There are a number of insulin programs out there. When our son was initially diagnosed, the hospital's endo put him on a R/N insulin program. He received a fixed dose of R/N insulin three times a day with a sliding scale correction, and a dose of Lantus in the evening. He was pretty much restricted in his meal plan, because he had to eat the number of carbs per meal/snack dictated by the insulin program he was on.
When we got back home (we live in Atlanta, GA, and his onset occurred while we were on vacation in Orlando, FL), we immediately got in to see a local pediatric endocrinologist. The first thing he did was change William's insulin program, so William could eat anything he wanted during meals and snacks. Now, William gets Humalog with each meal/snack, based on a carb/insulin ratio determined by the endo for each meal/snack, and a sliding scale correction. He also gets 10u of Lantus with supper. As challenging as BS management can be with kids, with all of the hormone fluctuations, changing activity levels, illnesses, etc., this has been a GREAT program for keeping good control of his BS. His first A1c, three months after diagnosis, was 6.5. It takes a little more work, testing 5-6 times per day, calculating doses, and injecting 4-5 times per day, but it's really working well for us.

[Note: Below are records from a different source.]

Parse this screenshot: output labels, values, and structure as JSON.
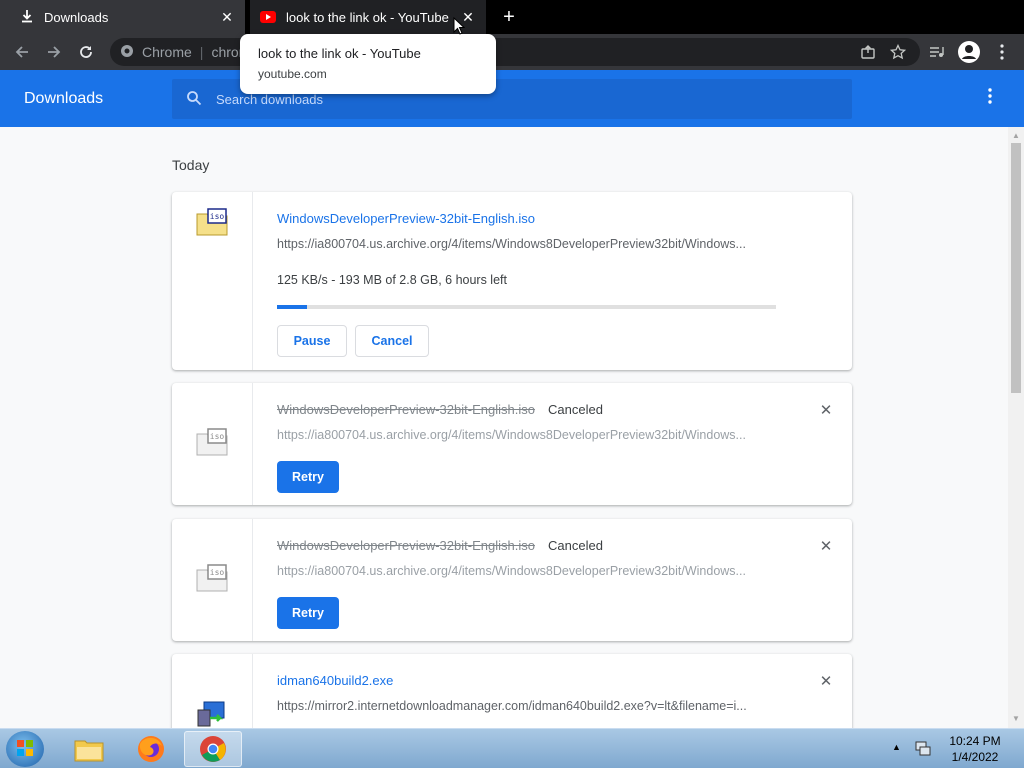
{
  "tabs": [
    {
      "title": "Downloads",
      "icon": "download-icon",
      "active": true
    },
    {
      "title": "look to the link ok - YouTube",
      "icon": "youtube-icon",
      "active": false
    }
  ],
  "omnibox": {
    "prefix": "Chrome",
    "text": "chrom"
  },
  "tooltip": {
    "title": "look to the link ok - YouTube",
    "url": "youtube.com"
  },
  "header": {
    "title": "Downloads",
    "search_placeholder": "Search downloads"
  },
  "section_date": "Today",
  "downloads": [
    {
      "filename": "WindowsDeveloperPreview-32bit-English.iso",
      "url": "https://ia800704.us.archive.org/4/items/Windows8DeveloperPreview32bit/Windows...",
      "progress_text": "125 KB/s - 193 MB of 2.8 GB, 6 hours left",
      "progress_fraction": 0.06,
      "buttons": [
        "Pause",
        "Cancel"
      ]
    },
    {
      "filename": "WindowsDeveloperPreview-32bit-English.iso",
      "status": "Canceled",
      "url": "https://ia800704.us.archive.org/4/items/Windows8DeveloperPreview32bit/Windows...",
      "button": "Retry"
    },
    {
      "filename": "WindowsDeveloperPreview-32bit-English.iso",
      "status": "Canceled",
      "url": "https://ia800704.us.archive.org/4/items/Windows8DeveloperPreview32bit/Windows...",
      "button": "Retry"
    },
    {
      "filename": "idman640build2.exe",
      "url": "https://mirror2.internetdownloadmanager.com/idman640build2.exe?v=lt&filename=i..."
    }
  ],
  "taskbar": {
    "time": "10:24 PM",
    "date": "1/4/2022"
  },
  "colors": {
    "accent": "#1a73e8",
    "header_bg": "#1a73e8",
    "tab_bg": "#35363a"
  }
}
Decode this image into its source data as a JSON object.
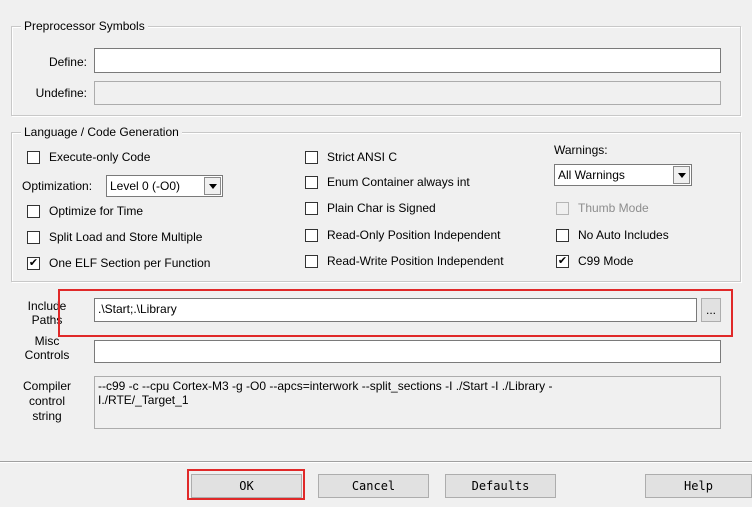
{
  "preprocessor": {
    "group_title": "Preprocessor Symbols",
    "define_label": "Define:",
    "define_value": "",
    "undefine_label": "Undefine:",
    "undefine_value": ""
  },
  "language": {
    "group_title": "Language / Code Generation",
    "execute_only": {
      "label": "Execute-only Code",
      "checked": false
    },
    "optimization_label": "Optimization:",
    "optimization_value": "Level 0 (-O0)",
    "optimize_time": {
      "label": "Optimize for Time",
      "checked": false
    },
    "split_load": {
      "label": "Split Load and Store Multiple",
      "checked": false
    },
    "one_elf": {
      "label": "One ELF Section per Function",
      "checked": true
    },
    "strict_ansi": {
      "label": "Strict ANSI C",
      "checked": false
    },
    "enum_container": {
      "label": "Enum Container always int",
      "checked": false
    },
    "plain_char": {
      "label": "Plain Char is Signed",
      "checked": false
    },
    "ro_pos": {
      "label": "Read-Only Position Independent",
      "checked": false
    },
    "rw_pos": {
      "label": "Read-Write Position Independent",
      "checked": false
    },
    "warnings_label": "Warnings:",
    "warnings_value": "All Warnings",
    "thumb_mode": {
      "label": "Thumb Mode",
      "checked": false,
      "disabled": true
    },
    "no_auto_includes": {
      "label": "No Auto Includes",
      "checked": false
    },
    "c99_mode": {
      "label": "C99 Mode",
      "checked": true
    }
  },
  "include": {
    "label_line1": "Include",
    "label_line2": "Paths",
    "value": ".\\Start;.\\Library",
    "browse_label": "..."
  },
  "misc": {
    "label_line1": "Misc",
    "label_line2": "Controls",
    "value": ""
  },
  "compiler": {
    "label_line1": "Compiler",
    "label_line2": "control",
    "label_line3": "string",
    "value": "--c99 -c --cpu Cortex-M3 -g -O0 --apcs=interwork --split_sections -I ./Start -I ./Library -I./RTE/_Target_1"
  },
  "buttons": {
    "ok": "OK",
    "cancel": "Cancel",
    "defaults": "Defaults",
    "help": "Help"
  },
  "colors": {
    "highlight": "#e02929"
  }
}
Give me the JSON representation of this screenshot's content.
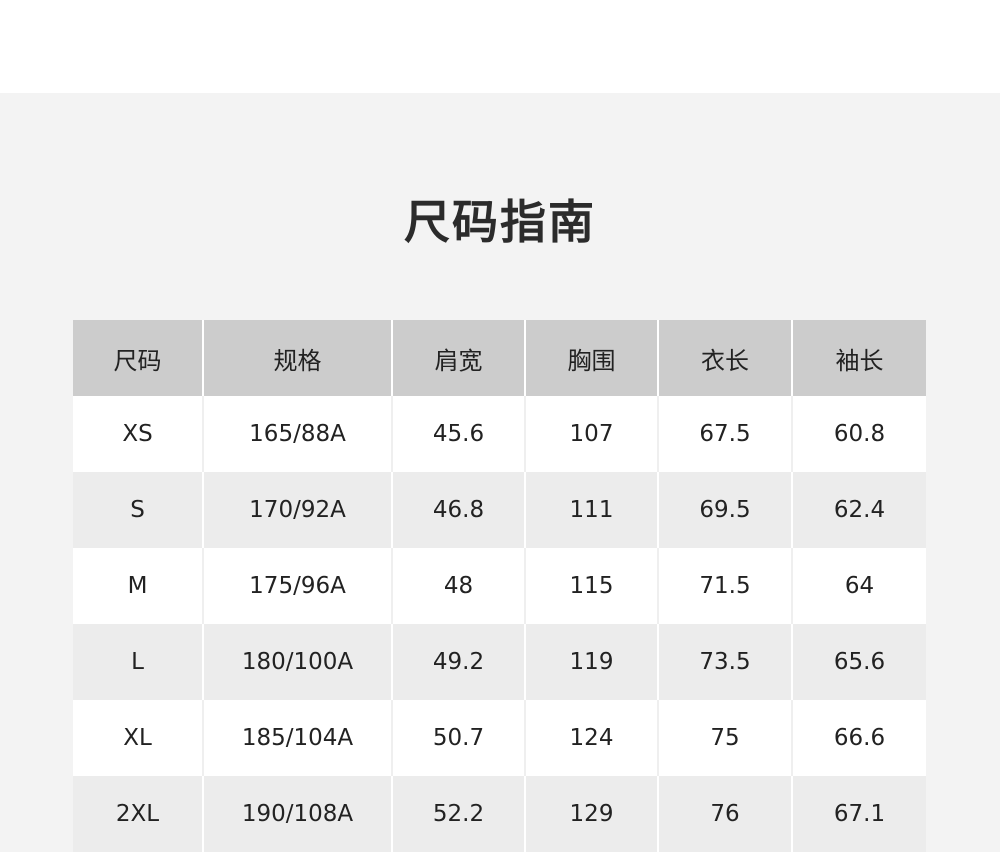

So, if your insulin program is not working well for you, I would really encourage you to talk to your endo about changing it. If your endo is not open to doing that, start looking for another endo if you can. And, if possible, go to a pediatric endocrinologist. They will have a better idea of what parents are dealing with trying to manage their kids' BS than an endo who primarily treats adults. Ideally, your child should be able to eat anything they want during meals and snacks, and not be hungry between times. Kids need carbs! And, their carb requirements vary depending on a dozen different influences at any given time. It's just not reasonable to expect them to stick to a fixed meal plan, or a fixed insulin program.
If you're looking for specific suggestions for low-carb snacks, there has been an ongoing discussion in the main Juvenation community.
Let me know if you have any questions, and I'd be happy to answer them to the best of my ability.
BTW, I'm reading a fabulous book on diabetes management with insulin called "Think Like A Pancreas" by Gary Scheiner. I highly recommend it for anyone ready for further "info and training" in T1 management.